Acusando Odete Patrício de centralismo, e acrescentando que o município tem "vindo a substituir o Estado num conjunto de competências", Rui Moreira criticou ainda que o Governo apoie eventos como a Web Summit, mas "não aparece dinheiro para os sem abrigo".
Segundo a vereadora socialista, "foi anunciada em ‘mupis’ pela cidade a boa saúde financeira e a boa gestão financeira da câmara".
"Francamente, quando olho para tudo isto, para os números que a câmara evidencia e até publicita, eu recordo-me sempre do Tio Patinhas [personagem de banda desenhada], aquela figura dos livros infantis. Ele queria era acumular no seu cofre cada vez mais moedinhas para se sentar em cima e se sentir cada vez mais feliz e realizado", critico.
Odete Patrício destacou que a autarquia tem 223 milhões de euros, um valor que podia ser disponibilizado para ajudar a resolver o problema dos sem-abrigo.
"Tenho uma visão holística daquilo que são as verbas públicas. As verbas públicas são verbas de todos nós e quando há 'deficits' a nível do Orçamento do Estado [OE], quando o Estado não consegue ter meios suficientes para acudir a todas as necessidades do país, e quando há um município que tem verbas mais do que suficientes, (...) não pode disponibilizar um ou dois milhões para resolver um problema grave?", disse defendendo que não se pode estar "sistematicamente a pedir ao governo central para financiar tudo e mais alguma coisa".
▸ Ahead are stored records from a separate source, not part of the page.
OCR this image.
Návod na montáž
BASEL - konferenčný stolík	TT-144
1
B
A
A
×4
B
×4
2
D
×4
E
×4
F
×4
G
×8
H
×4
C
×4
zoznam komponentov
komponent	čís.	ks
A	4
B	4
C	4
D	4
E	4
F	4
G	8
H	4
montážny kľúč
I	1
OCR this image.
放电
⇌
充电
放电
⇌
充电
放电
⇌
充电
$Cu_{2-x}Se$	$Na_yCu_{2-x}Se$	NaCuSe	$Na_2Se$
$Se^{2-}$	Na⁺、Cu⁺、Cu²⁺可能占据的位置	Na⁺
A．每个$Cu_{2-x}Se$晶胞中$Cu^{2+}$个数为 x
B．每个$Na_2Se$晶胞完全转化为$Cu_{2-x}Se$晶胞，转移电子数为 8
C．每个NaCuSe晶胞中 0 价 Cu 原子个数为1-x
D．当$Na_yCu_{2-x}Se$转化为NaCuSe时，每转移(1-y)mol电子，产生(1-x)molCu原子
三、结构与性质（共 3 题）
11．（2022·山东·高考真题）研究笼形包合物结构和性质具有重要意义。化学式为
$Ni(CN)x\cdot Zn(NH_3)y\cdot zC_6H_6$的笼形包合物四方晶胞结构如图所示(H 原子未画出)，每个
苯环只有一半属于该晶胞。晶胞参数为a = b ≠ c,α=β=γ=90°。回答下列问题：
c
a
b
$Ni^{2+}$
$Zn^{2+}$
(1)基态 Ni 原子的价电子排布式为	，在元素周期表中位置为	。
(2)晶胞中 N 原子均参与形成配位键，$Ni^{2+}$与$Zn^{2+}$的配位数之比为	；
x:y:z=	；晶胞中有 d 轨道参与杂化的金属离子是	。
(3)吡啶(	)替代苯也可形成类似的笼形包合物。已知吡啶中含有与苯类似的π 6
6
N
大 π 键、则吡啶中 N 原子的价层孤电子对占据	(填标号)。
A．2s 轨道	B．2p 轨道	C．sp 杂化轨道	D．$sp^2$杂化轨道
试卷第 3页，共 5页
O executivo aprovou hoje por unanimidade uma moção onde recomenda ao Governo a operacionalização da estratégia e de um programa nacional, financiado pelo OE, de combate ao fenómeno da existência de cidadãos sem-abrigo.
Na proposta do movimento do presidente da autarquia, defende-se ainda que seja recomendado à Área Metropolitana do Porto que realize o levantamento da situação vivida nos municípios que a compõe.
Durante o debate, a vereadora da CDU, Ilda Figueiredo, lamentou que as políticas de combate a este fenómeno não sejam "suficientemente solidárias", defendendo que esta é uma das áreas em que a regionalização tem um papel "importante".
Por seu turno, o vereador do PSD, Álvaro Almeida, defendeu que é preciso "passar das palavras aos atos", salientando que "é claro" que em termos de estratégia nacional, algo não está bem".
"Sinal de que não está bem é a atividade intensa do Presidente da República à volta deste assunto. Naturalmente, não dedicaria tanto tempo a este assunto, se não achasse que o plano não está a correr como deveria. É necessário passar das palavras aos atos", disse, lembrando que se encontra em fase de preparação o próximo OE.
A Câmara do Porto tem sinalizados 560 sem-abrigo, 140 a viver na rua e 420 em alojamentos temporários, sendo que a maioria são homens, entre os 45 e 64 anos, e estão nestas situações há mais de um ano.
O "Relatório de Análise de Dados - Inquérito de Caracterização das Pessoas em Situação de Sem-abrigo do Município do Porto", divulgado na quinta-feira pela câmara, faz a distinção entre as pessoas em situação de 'sem teto' (140) e 'sem casa' (420), traçando um perfil do sem-abrigo no concelho.
Este perfil, extrapolado a partir dos dados reunidos, retratam um homem entre os 45 e os 64 anos, solteiro ou divorciado, português e com uma retaguarda familiar inexistente. Terá o 2.º ou 3.º ciclo, baixas qualificações profissionais, competências pessoais e sociais deficitárias.